Il Comitato mobilità: «Sbagliato rimuovere i cordoli». Il progettista della piazza: «Mai stati pericoli»

AVEZZANO. Il sindaco Di Pangrazio annuncia di voler eliminare i cordoli della pista ciclabile in centro e di rivedere il progetto della fontana di piazza Risorgimento. Dichiarazioni rilasciate al Centro durante una passeggiata con un cronista, il giorno dopo il ballottaggio. Inevitabili le prese di posizione.
«Entrambe le piste del capoluogo marsicano sono il frutto di politiche del governo nazionale e dell’Unione Europea tese a ridurre il traffico motorizzato privato nelle città causa d’inquinamento e incidenti mortali», hanno precisato dal Comitato mobilità sostenibile, «abbiamo chiesto non a caso ai candidati a sindaco di collocare nuovamente i cordoli che erano stati eliminati per lo spostamento del mercato. Capita non raramente di imbattersi in automobili o furgoni fermi o in sosta sul tracciato della ciclabile nord. Succede lo stesso in periferia nei tratti riservati ai pedoni e delimitati dalle strisce bianche: è noto, in tal senso, il caso di via Samuele Donatoni, impraticabile per chi si sposta a piedi nelle ore della mattinata. Eliminare quegli elementi protettivi ridurrebbe di sicuro il numero di ciclisti e disabili che la frequentano. Siamo perciò fermamente contrari a una simile estemporanea idea».
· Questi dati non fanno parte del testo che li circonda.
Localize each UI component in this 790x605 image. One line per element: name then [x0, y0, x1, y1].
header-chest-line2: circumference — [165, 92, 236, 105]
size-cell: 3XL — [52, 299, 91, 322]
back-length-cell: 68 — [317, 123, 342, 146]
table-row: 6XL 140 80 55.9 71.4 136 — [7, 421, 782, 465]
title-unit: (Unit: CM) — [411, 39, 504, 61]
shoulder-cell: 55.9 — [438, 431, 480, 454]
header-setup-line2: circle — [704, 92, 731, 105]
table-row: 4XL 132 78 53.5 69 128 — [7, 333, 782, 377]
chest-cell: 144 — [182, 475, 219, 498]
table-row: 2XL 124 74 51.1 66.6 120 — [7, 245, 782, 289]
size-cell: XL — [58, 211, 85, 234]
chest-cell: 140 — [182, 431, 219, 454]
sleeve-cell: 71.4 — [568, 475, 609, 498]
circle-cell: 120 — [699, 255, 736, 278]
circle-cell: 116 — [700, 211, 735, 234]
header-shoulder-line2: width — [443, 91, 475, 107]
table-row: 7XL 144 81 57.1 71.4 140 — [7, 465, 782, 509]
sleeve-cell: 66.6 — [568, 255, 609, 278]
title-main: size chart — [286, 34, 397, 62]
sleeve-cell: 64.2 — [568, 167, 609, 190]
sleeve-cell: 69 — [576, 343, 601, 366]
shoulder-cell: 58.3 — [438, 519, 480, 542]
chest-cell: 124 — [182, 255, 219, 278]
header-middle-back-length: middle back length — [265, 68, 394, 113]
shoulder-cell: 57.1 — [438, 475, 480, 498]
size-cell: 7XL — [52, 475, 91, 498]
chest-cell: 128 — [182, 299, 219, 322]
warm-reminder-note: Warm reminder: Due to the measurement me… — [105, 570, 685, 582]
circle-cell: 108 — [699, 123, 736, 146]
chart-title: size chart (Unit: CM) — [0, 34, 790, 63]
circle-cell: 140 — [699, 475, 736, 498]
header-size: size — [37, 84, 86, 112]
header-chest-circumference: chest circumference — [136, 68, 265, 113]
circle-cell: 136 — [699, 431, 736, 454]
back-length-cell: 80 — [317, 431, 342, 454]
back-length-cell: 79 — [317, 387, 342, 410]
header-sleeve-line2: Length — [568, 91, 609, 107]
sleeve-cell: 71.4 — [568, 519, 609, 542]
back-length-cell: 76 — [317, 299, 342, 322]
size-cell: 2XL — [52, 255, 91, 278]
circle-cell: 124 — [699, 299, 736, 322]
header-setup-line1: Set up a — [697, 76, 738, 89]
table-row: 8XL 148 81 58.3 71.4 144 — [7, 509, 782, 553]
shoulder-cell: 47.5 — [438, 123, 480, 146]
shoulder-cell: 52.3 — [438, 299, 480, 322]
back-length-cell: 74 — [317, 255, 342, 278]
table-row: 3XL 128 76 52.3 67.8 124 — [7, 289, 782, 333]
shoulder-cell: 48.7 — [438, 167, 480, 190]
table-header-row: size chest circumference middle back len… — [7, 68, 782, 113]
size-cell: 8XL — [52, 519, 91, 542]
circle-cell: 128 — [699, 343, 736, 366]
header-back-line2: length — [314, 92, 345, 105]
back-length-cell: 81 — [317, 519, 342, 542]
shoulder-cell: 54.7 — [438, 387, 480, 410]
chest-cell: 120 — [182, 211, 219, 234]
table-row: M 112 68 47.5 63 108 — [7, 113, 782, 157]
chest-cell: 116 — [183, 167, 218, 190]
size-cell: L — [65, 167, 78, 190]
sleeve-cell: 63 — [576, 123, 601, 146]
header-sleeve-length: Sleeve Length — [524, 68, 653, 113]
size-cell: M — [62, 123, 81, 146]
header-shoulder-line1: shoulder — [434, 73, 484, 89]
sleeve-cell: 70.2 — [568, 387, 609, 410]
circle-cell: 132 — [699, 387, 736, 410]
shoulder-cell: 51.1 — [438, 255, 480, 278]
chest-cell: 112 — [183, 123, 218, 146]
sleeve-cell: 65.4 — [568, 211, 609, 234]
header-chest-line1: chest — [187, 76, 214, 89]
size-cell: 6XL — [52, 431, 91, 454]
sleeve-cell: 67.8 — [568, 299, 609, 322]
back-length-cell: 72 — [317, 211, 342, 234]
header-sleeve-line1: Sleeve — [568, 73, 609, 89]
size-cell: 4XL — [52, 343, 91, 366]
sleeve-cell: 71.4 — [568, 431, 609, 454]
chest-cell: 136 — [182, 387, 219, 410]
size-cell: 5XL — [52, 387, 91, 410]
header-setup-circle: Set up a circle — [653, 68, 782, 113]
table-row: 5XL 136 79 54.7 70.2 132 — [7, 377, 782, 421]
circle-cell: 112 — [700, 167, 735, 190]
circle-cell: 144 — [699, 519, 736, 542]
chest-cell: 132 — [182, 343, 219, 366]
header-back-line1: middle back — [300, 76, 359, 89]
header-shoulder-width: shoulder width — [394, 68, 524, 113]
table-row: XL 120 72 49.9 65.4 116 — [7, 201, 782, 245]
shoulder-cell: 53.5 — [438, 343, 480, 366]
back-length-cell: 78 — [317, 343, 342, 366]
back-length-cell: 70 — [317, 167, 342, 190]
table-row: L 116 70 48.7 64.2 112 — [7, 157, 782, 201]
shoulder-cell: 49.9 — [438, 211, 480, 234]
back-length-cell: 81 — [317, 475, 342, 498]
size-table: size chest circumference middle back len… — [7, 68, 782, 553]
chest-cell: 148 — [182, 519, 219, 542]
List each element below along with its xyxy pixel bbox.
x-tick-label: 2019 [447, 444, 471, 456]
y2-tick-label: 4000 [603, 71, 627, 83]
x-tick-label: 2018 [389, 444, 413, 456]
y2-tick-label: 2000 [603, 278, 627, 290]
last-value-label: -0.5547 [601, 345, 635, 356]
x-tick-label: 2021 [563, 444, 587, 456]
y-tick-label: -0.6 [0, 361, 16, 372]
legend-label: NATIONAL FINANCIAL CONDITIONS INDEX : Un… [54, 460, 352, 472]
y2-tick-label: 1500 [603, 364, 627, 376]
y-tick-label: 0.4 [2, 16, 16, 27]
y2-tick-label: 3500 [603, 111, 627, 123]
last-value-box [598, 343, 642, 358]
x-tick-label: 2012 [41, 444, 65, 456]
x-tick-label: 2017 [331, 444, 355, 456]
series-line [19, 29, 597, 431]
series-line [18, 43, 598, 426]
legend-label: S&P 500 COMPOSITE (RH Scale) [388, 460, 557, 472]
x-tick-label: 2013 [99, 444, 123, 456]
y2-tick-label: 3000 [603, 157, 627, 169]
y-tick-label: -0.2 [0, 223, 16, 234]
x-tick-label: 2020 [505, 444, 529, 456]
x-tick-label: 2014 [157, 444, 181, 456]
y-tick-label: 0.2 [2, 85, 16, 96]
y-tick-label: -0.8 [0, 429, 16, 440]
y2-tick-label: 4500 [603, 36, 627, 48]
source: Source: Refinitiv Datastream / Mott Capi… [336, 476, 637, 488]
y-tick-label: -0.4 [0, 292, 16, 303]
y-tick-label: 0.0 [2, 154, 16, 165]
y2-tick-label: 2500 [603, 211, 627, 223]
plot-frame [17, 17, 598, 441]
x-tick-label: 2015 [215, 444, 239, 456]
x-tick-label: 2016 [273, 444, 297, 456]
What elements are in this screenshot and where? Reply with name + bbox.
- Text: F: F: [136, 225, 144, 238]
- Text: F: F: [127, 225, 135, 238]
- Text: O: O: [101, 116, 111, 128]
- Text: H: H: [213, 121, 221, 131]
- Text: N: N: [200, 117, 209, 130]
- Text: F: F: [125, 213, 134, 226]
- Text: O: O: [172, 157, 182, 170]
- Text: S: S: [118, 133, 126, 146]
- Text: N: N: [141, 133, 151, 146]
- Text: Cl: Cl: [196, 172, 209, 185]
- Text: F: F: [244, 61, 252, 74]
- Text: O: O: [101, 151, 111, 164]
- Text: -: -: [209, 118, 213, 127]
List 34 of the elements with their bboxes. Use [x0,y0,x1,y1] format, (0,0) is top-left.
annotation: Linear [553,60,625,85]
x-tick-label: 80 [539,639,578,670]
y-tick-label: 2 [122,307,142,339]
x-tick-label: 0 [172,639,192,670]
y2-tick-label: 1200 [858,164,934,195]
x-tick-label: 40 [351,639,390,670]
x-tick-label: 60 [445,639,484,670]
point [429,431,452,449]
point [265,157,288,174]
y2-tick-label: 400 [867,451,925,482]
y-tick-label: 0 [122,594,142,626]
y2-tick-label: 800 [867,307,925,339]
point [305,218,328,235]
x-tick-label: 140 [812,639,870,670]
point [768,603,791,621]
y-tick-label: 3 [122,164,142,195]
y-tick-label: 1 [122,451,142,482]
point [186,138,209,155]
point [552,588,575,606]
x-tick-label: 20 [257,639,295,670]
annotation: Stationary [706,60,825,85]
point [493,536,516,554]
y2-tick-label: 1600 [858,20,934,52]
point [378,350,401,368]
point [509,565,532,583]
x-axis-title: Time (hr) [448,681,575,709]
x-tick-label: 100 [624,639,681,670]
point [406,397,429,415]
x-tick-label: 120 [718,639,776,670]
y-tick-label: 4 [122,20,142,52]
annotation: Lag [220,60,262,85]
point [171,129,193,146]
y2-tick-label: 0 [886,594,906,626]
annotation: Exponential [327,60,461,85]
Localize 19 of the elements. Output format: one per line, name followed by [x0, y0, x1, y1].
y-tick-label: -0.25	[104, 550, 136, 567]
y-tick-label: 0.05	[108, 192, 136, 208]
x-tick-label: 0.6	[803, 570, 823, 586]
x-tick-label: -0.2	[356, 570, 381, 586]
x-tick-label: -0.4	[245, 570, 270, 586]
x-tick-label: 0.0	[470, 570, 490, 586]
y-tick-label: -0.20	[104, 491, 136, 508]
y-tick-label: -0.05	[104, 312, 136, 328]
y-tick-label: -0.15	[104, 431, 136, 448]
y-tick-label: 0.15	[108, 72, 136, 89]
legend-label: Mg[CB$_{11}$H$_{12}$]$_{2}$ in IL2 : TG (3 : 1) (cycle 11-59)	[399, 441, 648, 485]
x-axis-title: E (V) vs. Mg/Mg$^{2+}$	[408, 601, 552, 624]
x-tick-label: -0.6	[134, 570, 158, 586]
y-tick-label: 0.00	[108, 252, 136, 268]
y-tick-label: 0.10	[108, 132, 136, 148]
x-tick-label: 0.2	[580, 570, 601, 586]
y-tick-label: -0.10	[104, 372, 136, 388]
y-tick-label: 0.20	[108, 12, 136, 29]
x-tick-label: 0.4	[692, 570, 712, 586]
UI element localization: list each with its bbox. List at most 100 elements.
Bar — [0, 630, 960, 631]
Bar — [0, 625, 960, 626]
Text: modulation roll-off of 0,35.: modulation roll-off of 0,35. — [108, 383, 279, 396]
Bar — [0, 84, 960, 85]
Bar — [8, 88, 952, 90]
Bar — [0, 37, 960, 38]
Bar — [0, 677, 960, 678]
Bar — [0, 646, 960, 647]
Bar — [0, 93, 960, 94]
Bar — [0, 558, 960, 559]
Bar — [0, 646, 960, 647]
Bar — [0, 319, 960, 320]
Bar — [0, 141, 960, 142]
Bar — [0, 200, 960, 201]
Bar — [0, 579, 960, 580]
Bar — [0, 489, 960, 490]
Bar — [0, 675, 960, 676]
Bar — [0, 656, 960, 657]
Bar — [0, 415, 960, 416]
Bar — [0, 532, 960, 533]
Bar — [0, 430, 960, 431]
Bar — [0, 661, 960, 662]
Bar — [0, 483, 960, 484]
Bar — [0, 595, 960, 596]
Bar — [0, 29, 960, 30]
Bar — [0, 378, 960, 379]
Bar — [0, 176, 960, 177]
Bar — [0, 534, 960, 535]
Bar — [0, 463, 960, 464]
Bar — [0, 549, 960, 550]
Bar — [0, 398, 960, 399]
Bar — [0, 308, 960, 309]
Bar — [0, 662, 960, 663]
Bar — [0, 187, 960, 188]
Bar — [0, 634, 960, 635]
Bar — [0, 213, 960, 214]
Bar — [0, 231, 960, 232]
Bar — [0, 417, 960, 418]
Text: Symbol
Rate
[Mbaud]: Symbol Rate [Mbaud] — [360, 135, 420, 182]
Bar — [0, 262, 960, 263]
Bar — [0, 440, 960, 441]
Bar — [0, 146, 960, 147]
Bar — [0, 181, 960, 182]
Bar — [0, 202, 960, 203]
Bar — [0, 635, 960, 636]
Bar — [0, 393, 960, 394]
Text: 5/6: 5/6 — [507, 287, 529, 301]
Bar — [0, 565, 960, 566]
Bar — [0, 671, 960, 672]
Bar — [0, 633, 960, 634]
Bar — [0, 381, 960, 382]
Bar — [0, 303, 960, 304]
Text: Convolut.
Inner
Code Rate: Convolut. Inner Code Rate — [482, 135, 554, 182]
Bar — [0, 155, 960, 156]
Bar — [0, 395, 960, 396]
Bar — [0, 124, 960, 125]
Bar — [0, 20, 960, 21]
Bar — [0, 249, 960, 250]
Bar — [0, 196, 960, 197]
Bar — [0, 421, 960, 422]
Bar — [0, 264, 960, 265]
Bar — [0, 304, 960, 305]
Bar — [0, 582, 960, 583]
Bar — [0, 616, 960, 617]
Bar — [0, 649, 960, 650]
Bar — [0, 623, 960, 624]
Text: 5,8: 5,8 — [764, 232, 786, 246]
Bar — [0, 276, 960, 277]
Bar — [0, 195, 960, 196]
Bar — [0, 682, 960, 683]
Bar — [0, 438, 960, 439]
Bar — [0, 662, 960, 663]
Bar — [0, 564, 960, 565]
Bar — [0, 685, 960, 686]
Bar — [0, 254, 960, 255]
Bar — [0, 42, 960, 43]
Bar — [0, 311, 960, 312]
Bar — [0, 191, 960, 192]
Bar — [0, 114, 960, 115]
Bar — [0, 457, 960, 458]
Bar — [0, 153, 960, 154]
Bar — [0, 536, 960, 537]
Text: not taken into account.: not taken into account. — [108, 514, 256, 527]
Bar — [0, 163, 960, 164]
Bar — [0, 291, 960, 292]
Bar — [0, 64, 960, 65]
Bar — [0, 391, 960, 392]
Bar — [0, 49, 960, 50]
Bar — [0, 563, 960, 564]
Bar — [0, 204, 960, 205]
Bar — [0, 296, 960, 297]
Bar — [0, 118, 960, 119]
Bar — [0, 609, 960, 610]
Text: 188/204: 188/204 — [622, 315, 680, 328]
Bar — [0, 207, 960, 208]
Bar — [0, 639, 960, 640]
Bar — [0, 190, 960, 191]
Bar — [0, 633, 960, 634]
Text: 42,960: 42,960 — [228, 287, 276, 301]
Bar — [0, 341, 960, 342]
C’è poi l’idea di Di Pangrazio di rivedere il progetto iniziale della fontana di piazza Risorgimento, togliendo l’acqua nella vasca a raso «perché è sempre sporca e pericolosa per i ragazzi». Idea che non è piaciuta al progettista Giancarlo Cardone che ha espresso le proprie perplessità sui social. «L’opera rispetta tutti i requisiti e i criteri normativi di settore», ha chiarito l’architetto avezzanese vincitore del Concorso d’idee per piazza Risorgimento, «così come tra l’altro appurato da tutti gli uffici che l’hanno autorizzata, tant’è che nei due anni di funzionamento non è mai stato registrato alcun infortunio; pertanto, non si comprende quale sia la presunta pericolosità ascrivibile più di qualsiasi altra fontana». Per quanto riguarda l’acqua sporca, Cardone suggerisce una «regolare manutenzione ordinaria».